Despite last-minute changes to the package to further preserve early weekend voting, “this bill continues to be nothing but voter suppression,” said Cliff Albright, the co-founder from the Black Voters Matter Fund. “The recent changes are nothing more than putting some makeup and cologne on Jim Crow.”
His group is planning a rally at the Georgia Chamber of Commerce headquarters in Atlanta on Monday to pressure companies to oppose the package, as part of a planned week of action.
High stakes
Georgia, a battlefield state, is at the forefront of efforts by the country’s Republican-controlled legislatures to impose tough new restrictions on voting. Georgia’s proposed voting limits come ahead of high-stakes races for governor and the U.S. Senate next year.
A February tally by the liberal-leaning Brennan Center for Justice followed bills that would restrict voting in 43 states. More states have joined the list since then, with new bills recently landing in North Carolina and Wisconsin.
Republican lawmakers across the state have gone out of their way as needed to shore up a system battered by fraud allegations. A preamble to the House bill said it was designed “to address voters’ lack of confidence in the electoral system on all sides of the political spectrum” and to promote “uniformity of the vote.”
Voting rights activists say the planned measures would limit access to the ballot for large sections of Georgia’s increasingly diverse population.
Aunna Dennis, executive director of Common Cause Georgia, said identity requirements for obtaining mail-in ballots would hurt older voters, those on low incomes and students as they are all less likely to have a. driver’s license or other forms of identification required, such as passports or a state or federal photo ID.
The Georgia House bill would require voters to provide their driver’s license numbers or state identification numbers and other identifying information, such as their date of birth, on ballots.

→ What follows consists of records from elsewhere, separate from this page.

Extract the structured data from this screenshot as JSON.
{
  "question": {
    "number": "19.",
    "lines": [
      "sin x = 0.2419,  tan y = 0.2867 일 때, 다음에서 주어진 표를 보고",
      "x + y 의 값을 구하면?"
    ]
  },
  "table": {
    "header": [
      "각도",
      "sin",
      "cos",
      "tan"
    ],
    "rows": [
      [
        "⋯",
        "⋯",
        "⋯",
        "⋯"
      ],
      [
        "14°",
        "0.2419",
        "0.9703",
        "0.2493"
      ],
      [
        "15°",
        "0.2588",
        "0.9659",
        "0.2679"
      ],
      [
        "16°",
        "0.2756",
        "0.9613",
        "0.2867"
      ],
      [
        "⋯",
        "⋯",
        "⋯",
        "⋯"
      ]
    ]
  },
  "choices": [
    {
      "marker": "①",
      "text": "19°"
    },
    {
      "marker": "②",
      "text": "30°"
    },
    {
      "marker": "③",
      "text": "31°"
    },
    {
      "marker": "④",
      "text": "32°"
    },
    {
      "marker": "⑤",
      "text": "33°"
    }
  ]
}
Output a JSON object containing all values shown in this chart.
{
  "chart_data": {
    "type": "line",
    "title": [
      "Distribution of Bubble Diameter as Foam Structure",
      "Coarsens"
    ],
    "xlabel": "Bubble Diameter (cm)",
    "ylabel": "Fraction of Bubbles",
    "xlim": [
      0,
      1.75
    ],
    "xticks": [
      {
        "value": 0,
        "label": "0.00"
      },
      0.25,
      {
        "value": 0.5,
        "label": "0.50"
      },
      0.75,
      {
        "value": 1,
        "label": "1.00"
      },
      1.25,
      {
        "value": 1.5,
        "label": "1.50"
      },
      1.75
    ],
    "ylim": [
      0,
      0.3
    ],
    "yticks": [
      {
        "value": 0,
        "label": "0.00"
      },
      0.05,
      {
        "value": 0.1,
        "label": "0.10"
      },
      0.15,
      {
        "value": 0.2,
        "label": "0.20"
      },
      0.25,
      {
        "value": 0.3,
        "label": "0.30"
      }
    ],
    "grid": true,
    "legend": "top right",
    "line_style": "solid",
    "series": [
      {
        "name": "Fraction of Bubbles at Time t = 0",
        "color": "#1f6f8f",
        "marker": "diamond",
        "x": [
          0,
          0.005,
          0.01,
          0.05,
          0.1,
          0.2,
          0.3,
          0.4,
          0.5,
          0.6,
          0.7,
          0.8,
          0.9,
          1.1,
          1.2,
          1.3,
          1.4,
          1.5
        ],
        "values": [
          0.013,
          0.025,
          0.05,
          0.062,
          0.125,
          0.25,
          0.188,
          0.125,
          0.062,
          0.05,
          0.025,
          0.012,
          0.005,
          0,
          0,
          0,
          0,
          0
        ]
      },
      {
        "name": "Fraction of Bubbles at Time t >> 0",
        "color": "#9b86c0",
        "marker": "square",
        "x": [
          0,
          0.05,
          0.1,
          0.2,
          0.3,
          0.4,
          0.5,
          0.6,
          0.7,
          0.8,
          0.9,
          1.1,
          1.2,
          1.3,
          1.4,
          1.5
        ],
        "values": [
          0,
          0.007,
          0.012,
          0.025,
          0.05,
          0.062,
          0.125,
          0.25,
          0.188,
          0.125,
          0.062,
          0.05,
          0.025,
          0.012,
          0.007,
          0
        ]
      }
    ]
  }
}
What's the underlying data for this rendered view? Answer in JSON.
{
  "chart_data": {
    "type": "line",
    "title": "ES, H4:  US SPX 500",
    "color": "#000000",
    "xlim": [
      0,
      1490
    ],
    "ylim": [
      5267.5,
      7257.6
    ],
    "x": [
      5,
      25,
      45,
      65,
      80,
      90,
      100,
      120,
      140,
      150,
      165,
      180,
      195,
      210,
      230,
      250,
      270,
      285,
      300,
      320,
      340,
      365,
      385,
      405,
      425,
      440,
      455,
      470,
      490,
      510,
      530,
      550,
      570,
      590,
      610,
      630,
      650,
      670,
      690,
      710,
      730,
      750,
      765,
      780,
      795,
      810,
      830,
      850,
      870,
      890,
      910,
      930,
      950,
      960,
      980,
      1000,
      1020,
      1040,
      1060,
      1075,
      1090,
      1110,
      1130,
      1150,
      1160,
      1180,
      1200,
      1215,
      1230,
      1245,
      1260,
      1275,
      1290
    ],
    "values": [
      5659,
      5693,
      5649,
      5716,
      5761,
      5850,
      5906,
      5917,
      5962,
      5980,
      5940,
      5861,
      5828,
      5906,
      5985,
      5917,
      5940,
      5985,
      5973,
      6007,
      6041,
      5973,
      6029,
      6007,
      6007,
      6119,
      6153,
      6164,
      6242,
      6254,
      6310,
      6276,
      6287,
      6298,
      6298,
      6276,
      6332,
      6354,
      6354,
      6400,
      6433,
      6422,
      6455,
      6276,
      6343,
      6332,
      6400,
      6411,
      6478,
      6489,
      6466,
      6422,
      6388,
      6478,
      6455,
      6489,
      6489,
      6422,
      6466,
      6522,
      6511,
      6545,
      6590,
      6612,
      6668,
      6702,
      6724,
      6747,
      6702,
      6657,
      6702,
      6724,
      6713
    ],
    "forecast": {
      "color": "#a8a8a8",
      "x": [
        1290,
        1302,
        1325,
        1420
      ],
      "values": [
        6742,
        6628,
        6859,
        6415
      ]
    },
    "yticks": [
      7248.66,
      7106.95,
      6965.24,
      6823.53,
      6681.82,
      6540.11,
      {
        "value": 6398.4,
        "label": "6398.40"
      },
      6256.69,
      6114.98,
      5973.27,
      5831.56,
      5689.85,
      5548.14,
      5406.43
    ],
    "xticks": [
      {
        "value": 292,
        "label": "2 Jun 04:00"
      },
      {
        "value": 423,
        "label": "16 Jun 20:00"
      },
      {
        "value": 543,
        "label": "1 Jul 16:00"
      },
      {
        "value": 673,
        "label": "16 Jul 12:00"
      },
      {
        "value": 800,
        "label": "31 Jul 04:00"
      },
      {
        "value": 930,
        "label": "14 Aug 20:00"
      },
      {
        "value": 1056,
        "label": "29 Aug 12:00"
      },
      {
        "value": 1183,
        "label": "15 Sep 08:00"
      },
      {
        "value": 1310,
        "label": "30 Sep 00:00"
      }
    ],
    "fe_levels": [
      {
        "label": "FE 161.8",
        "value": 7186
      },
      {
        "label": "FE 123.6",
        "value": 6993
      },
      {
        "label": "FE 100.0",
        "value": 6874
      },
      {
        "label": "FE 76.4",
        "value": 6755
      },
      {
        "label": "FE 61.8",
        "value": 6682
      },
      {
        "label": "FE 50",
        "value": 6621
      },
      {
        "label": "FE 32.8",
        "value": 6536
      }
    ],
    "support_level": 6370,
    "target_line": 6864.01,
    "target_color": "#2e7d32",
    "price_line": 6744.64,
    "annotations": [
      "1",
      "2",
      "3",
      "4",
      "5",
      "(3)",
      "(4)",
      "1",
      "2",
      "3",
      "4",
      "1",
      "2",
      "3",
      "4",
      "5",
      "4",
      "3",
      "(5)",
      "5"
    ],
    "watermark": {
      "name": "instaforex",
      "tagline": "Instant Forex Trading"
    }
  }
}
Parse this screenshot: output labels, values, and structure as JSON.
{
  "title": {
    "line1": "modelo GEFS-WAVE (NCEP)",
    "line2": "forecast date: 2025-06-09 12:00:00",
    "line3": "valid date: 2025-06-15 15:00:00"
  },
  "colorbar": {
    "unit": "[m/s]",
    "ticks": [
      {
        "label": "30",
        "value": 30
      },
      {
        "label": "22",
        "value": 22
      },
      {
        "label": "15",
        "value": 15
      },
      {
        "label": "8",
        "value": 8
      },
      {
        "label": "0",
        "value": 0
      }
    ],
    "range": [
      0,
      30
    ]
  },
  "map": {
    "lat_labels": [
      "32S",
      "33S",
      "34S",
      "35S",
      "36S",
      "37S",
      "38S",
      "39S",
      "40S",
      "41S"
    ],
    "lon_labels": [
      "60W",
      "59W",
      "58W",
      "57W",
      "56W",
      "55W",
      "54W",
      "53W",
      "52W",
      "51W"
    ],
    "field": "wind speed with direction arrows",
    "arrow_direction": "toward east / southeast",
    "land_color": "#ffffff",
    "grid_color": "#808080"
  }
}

Georgia Republicans “say the vote should be for the 1% and … for the privileged,” Dennis told CNN.
Last minute changes
In recent days, Georgian lawmakers have backed down on a provision that critics say unfairly targeted black voters. Republicans now say they plan to preserve Sunday’s early voting as part of the omnibus voting package the House committee will consider this week. The change under discussion would specifically allow Georgians to vote two Sundays during the state’s early voting window. A previous bill aimed to allow only one optional voting day on Sunday.
Fleming’s office did not immediately respond to the request for comment. At a meeting last month, Fleming said the bills aim to resolve the “controversy” surrounding the recent election.
Georgia Republican Senator Max Burns, who chairs the Senate Election Bill Panel, drafted a companion bill, which was released on Friday afternoon. His committee is expected to resume it on Monday with a vote on Tuesday, Burns told CNN.
In a meeting on Wednesday, Burns said his version “would address some of the issues and some of the challenges that we have.” He did not respond to a request for comment over the weekend.
New powers
Both measures give state legislators greater authority over elections.
A provision of the House bill launches the elected secretary of state as chairman of the state election board. The General Assembly would choose the new president, giving lawmakers three out of five appointments to the board.
The House package would also grant the state election council the right to suspend both local election superintendents and local election boards and appoint a new official to step in as temporary superintendent.
Voting rights activists say this goes against the tradition of local control and could lead to a scenario in which state officials intervene to prevent a county from certifying its election results.
“Imagine if they had that power in the last election,” Albright said of the new authority envisaged by the Georgia package. “This is the provision that can take precedence over all others in this bill.”